Il regista, nel montaggio, riprende anche alcune immagini di manifestazioni del PCI a Roma contro l’operato delle Brigate Rosse. I brigatisti sono ragazzi illusi che rincorrono la propria voglia borghese di far parte di qualcosa di più grande, operando per se stessi in nome di un’intera classe di individui, e facendolo soprattutto con la violenza e con le modalità dei terroristi.

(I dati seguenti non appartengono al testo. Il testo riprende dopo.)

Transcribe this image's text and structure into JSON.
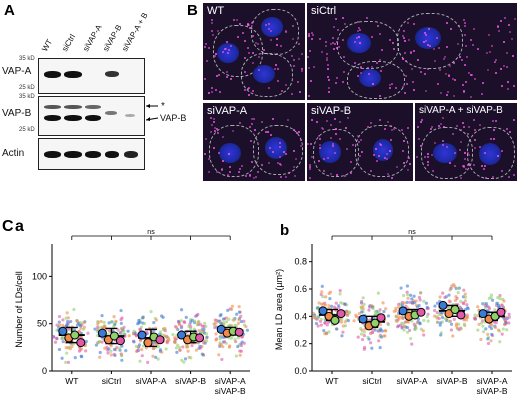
{
  "panelA": {
    "letter": "A",
    "lanes": [
      "WT",
      "siCtrl",
      "siVAP-A",
      "siVAP-B",
      "siVAP-A + B"
    ],
    "blots": [
      {
        "label": "VAP-A",
        "mw_top": "35 kD",
        "mw_bottom": "25 kD"
      },
      {
        "label": "VAP-B",
        "mw_top": "35 kD",
        "mw_bottom": "25 kD"
      },
      {
        "label": "Actin",
        "mw_top": "",
        "mw_bottom": ""
      }
    ],
    "arrow_star": "*",
    "arrow_vapb": "VAP-B"
  },
  "panelB": {
    "letter": "B",
    "panels": [
      "WT",
      "siCtrl",
      "siVAP-A",
      "siVAP-B",
      "siVAP-A + siVAP-B"
    ]
  },
  "panelC": {
    "letter": "C",
    "sub_a": "a",
    "sub_b": "b"
  },
  "chart_data": [
    {
      "type": "scatter",
      "title": "",
      "ylabel": "Number of LDs/cell",
      "ylim": [
        0,
        130
      ],
      "yticks": [
        "0",
        "50",
        "100"
      ],
      "categories": [
        "WT",
        "siCtrl",
        "siVAP-A",
        "siVAP-B",
        "siVAP-A\nsiVAP-B"
      ],
      "means": [
        38,
        37,
        35,
        36,
        42
      ],
      "error": [
        8,
        8,
        9,
        6,
        4
      ],
      "significance": "ns",
      "replicates": [
        [
          42,
          35,
          38,
          30
        ],
        [
          40,
          33,
          37,
          32
        ],
        [
          38,
          30,
          36,
          33
        ],
        [
          38,
          33,
          36,
          35
        ],
        [
          44,
          40,
          42,
          41
        ]
      ]
    },
    {
      "type": "scatter",
      "title": "",
      "ylabel": "Mean LD area (µm²)",
      "ylim": [
        0,
        0.9
      ],
      "yticks": [
        "0.0",
        "0.2",
        "0.4",
        "0.6",
        "0.8"
      ],
      "categories": [
        "WT",
        "siCtrl",
        "siVAP-A",
        "siVAP-B",
        "siVAP-A\nsiVAP-B"
      ],
      "means": [
        0.41,
        0.36,
        0.42,
        0.44,
        0.4
      ],
      "error": [
        0.04,
        0.04,
        0.03,
        0.04,
        0.03
      ],
      "significance": "ns",
      "replicates": [
        [
          0.44,
          0.4,
          0.37,
          0.42
        ],
        [
          0.38,
          0.33,
          0.35,
          0.39
        ],
        [
          0.44,
          0.4,
          0.41,
          0.43
        ],
        [
          0.48,
          0.42,
          0.45,
          0.41
        ],
        [
          0.42,
          0.38,
          0.4,
          0.43
        ]
      ]
    }
  ],
  "colors": {
    "replicate": [
      "#3a7bd5",
      "#f08a4b",
      "#8fd16a",
      "#e05aa8"
    ],
    "micro_bg": "#1b0f2a",
    "nucleus": "#2f35d8",
    "lipid": "#ff5cf0"
  }
}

La regia di Bellocchio è attenta e colma di primi piani. Le emozioni dovrebbero essere il motore di questo film, ma l’intensità delle prime tre puntate la si ritrova solamente in parte nell’ultimo “episodio”. Qui il regista in poco tempo riesce a comunicare al pubblico la grandezza di Moro e la sua natura di effettivo rivoluzionario cristiano. È lui che si rifiuta di morire, che vorrebbe scegliere ancora e ancora la vita, la sua famiglia sopra ogni cosa. Questo è il gesto rivoluzionario al di sopra dei rivoluzionari, che erge Aldo Moro sul piedistallo dei martiri, ucciso dall’ignavia e dall’ideologia ottusa.

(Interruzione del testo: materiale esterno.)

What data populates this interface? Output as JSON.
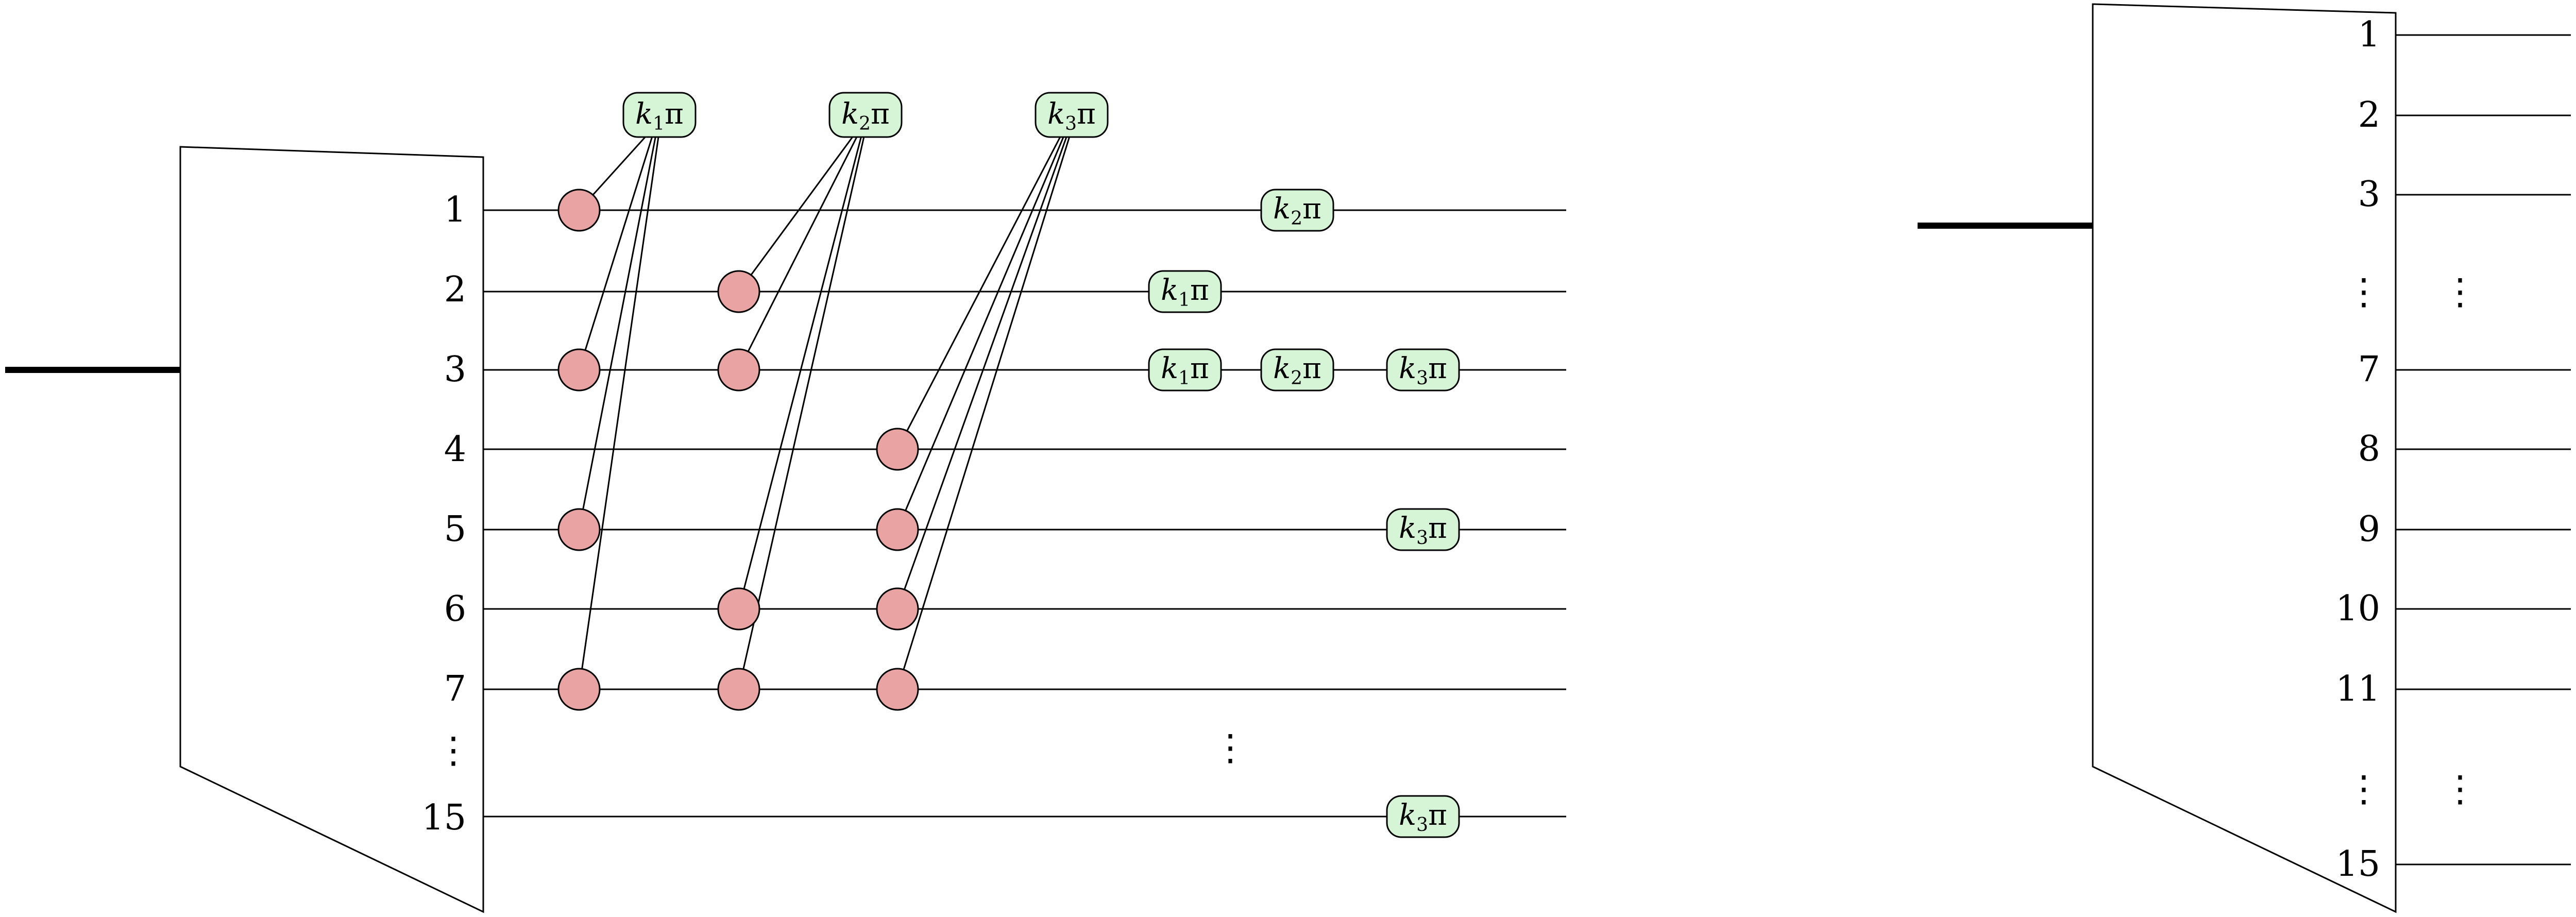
{
  "colors": {
    "node_fill": "#e9a3a3",
    "phase_fill": "#d6f5d6",
    "stroke": "#000000"
  },
  "left_block": {
    "port_labels": [
      "1",
      "2",
      "3",
      "4",
      "5",
      "6",
      "7",
      "⋮",
      "15"
    ],
    "gap_dots": "⋮",
    "phases": [
      {
        "k": "k",
        "sub": "1",
        "pi": "π"
      },
      {
        "k": "k",
        "sub": "2",
        "pi": "π"
      },
      {
        "k": "k",
        "sub": "3",
        "pi": "π"
      }
    ],
    "wire_phases": [
      {
        "k": "k",
        "sub": "2",
        "pi": "π"
      },
      {
        "k": "k",
        "sub": "1",
        "pi": "π"
      },
      {
        "k": "k",
        "sub": "1",
        "pi": "π"
      },
      {
        "k": "k",
        "sub": "2",
        "pi": "π"
      },
      {
        "k": "k",
        "sub": "3",
        "pi": "π"
      },
      {
        "k": "k",
        "sub": "3",
        "pi": "π"
      },
      {
        "k": "k",
        "sub": "3",
        "pi": "π"
      }
    ]
  },
  "right_block": {
    "port_labels": [
      "1",
      "2",
      "3",
      "⋮",
      "7",
      "8",
      "9",
      "10",
      "11",
      "⋮",
      "15"
    ],
    "side_dots": [
      "⋮",
      "⋮"
    ]
  }
}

C’è una citazione cinematografica e onirica verso la fine. È una citazione alla bellezza della settima arte e all’infinità di possibilità che questa offre. Bellocchio per qualche minuto si distanzia dalla cruda realtà di prigionia generale che racconta e, come in C’era una volta a Hollywood di Tarantino, pone lo spettatore dinanzi al brivido di quello che non è successo. Aldo Moro che si alza dal portabagagli di quella Renault in Via Caitani e che con il personale medico entra in ambulanza, salvo. Vivo. Un sogno del povero Cossiga, la rivincita del regista, lo sfogo di quella che pare la sua rabbia.

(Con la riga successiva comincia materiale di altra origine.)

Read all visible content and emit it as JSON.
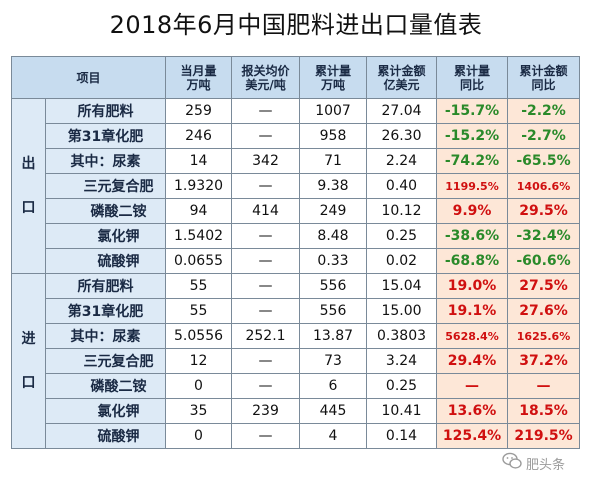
{
  "title": "2018年6月中国肥料进出口量值表",
  "headers": {
    "item": "项目",
    "monthly_qty": [
      "当月量",
      "万吨"
    ],
    "avg_price": [
      "报关均价",
      "美元/吨"
    ],
    "cum_qty": [
      "累计量",
      "万吨"
    ],
    "cum_value": [
      "累计金额",
      "亿美元"
    ],
    "cum_qty_yoy": [
      "累计量",
      "同比"
    ],
    "cum_value_yoy": [
      "累计金额",
      "同比"
    ]
  },
  "sections": [
    {
      "label": [
        "出",
        "口"
      ],
      "rows": [
        {
          "name": "所有肥料",
          "sub": false,
          "monthly": "259",
          "price": "—",
          "cum_qty": "1007",
          "cum_value": "27.04",
          "qty_yoy": "-15.7%",
          "value_yoy": "-2.2%"
        },
        {
          "name": "第31章化肥",
          "sub": false,
          "monthly": "246",
          "price": "—",
          "cum_qty": "958",
          "cum_value": "26.30",
          "qty_yoy": "-15.2%",
          "value_yoy": "-2.7%"
        },
        {
          "name": "其中：尿素",
          "sub": false,
          "monthly": "14",
          "price": "342",
          "cum_qty": "71",
          "cum_value": "2.24",
          "qty_yoy": "-74.2%",
          "value_yoy": "-65.5%"
        },
        {
          "name": "三元复合肥",
          "sub": true,
          "monthly": "1.9320",
          "price": "—",
          "cum_qty": "9.38",
          "cum_value": "0.40",
          "qty_yoy": "1199.5%",
          "value_yoy": "1406.6%"
        },
        {
          "name": "磷酸二铵",
          "sub": true,
          "monthly": "94",
          "price": "414",
          "cum_qty": "249",
          "cum_value": "10.12",
          "qty_yoy": "9.9%",
          "value_yoy": "29.5%"
        },
        {
          "name": "氯化钾",
          "sub": true,
          "monthly": "1.5402",
          "price": "—",
          "cum_qty": "8.48",
          "cum_value": "0.25",
          "qty_yoy": "-38.6%",
          "value_yoy": "-32.4%"
        },
        {
          "name": "硫酸钾",
          "sub": true,
          "monthly": "0.0655",
          "price": "—",
          "cum_qty": "0.33",
          "cum_value": "0.02",
          "qty_yoy": "-68.8%",
          "value_yoy": "-60.6%"
        }
      ]
    },
    {
      "label": [
        "进",
        "口"
      ],
      "rows": [
        {
          "name": "所有肥料",
          "sub": false,
          "monthly": "55",
          "price": "—",
          "cum_qty": "556",
          "cum_value": "15.04",
          "qty_yoy": "19.0%",
          "value_yoy": "27.5%"
        },
        {
          "name": "第31章化肥",
          "sub": false,
          "monthly": "55",
          "price": "—",
          "cum_qty": "556",
          "cum_value": "15.00",
          "qty_yoy": "19.1%",
          "value_yoy": "27.6%"
        },
        {
          "name": "其中：尿素",
          "sub": false,
          "monthly": "5.0556",
          "price": "252.1",
          "cum_qty": "13.87",
          "cum_value": "0.3803",
          "qty_yoy": "5628.4%",
          "value_yoy": "1625.6%"
        },
        {
          "name": "三元复合肥",
          "sub": true,
          "monthly": "12",
          "price": "—",
          "cum_qty": "73",
          "cum_value": "3.24",
          "qty_yoy": "29.4%",
          "value_yoy": "37.2%"
        },
        {
          "name": "磷酸二铵",
          "sub": true,
          "monthly": "0",
          "price": "—",
          "cum_qty": "6",
          "cum_value": "0.25",
          "qty_yoy": "—",
          "value_yoy": "—"
        },
        {
          "name": "氯化钾",
          "sub": true,
          "monthly": "35",
          "price": "239",
          "cum_qty": "445",
          "cum_value": "10.41",
          "qty_yoy": "13.6%",
          "value_yoy": "18.5%"
        },
        {
          "name": "硫酸钾",
          "sub": true,
          "monthly": "0",
          "price": "—",
          "cum_qty": "4",
          "cum_value": "0.14",
          "qty_yoy": "125.4%",
          "value_yoy": "219.5%"
        }
      ]
    }
  ],
  "watermark": {
    "text": "肥头条",
    "icon": "wechat-icon"
  },
  "colors": {
    "header_bg": "#c7dcef",
    "name_bg": "#ddeaf6",
    "pct_bg": "#fde7d7",
    "negative": "#2a8a2a",
    "positive": "#d01010"
  }
}
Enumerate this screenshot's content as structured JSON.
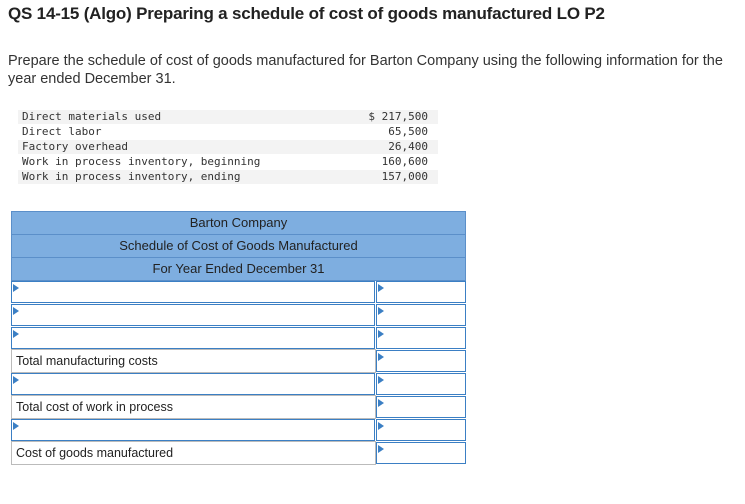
{
  "header": {
    "title": "QS 14-15 (Algo) Preparing a schedule of cost of goods manufactured LO P2",
    "instructions": "Prepare the schedule of cost of goods manufactured for Barton Company using the following information for the year ended December 31."
  },
  "info": {
    "rows": [
      [
        "Direct materials used",
        "$ 217,500"
      ],
      [
        "Direct labor",
        "65,500"
      ],
      [
        "Factory overhead",
        "26,400"
      ],
      [
        "Work in process inventory, beginning",
        "160,600"
      ],
      [
        "Work in process inventory, ending",
        "157,000"
      ]
    ]
  },
  "schedule": {
    "company": "Barton Company",
    "title": "Schedule of Cost of Goods Manufactured",
    "period": "For Year Ended December 31",
    "rows": [
      {
        "input": true
      },
      {
        "input": true
      },
      {
        "input": true
      },
      {
        "label": "Total manufacturing costs"
      },
      {
        "input": true
      },
      {
        "label": "Total cost of work in process"
      },
      {
        "input": true
      },
      {
        "label": "Cost of goods manufactured"
      }
    ]
  }
}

Questa pellicola ha senza dubbio un valore monumentale per il modo in cui la storia italiana viene raccontata. Poche persone la conoscono nel dettaglio, se non quelli che hanno vissuto quei momenti, visto quei telegiornali, assistito ai funerali. A scuola questi periodi storici non vengono studiati, eppure lo dovrebbero essere. Il maestro Bellocchio ci ricorda quanto è importante conoscere per conoscerci, con una pellicola che rimarrà nel tempo e che magari un giorno verrà studiata in classe.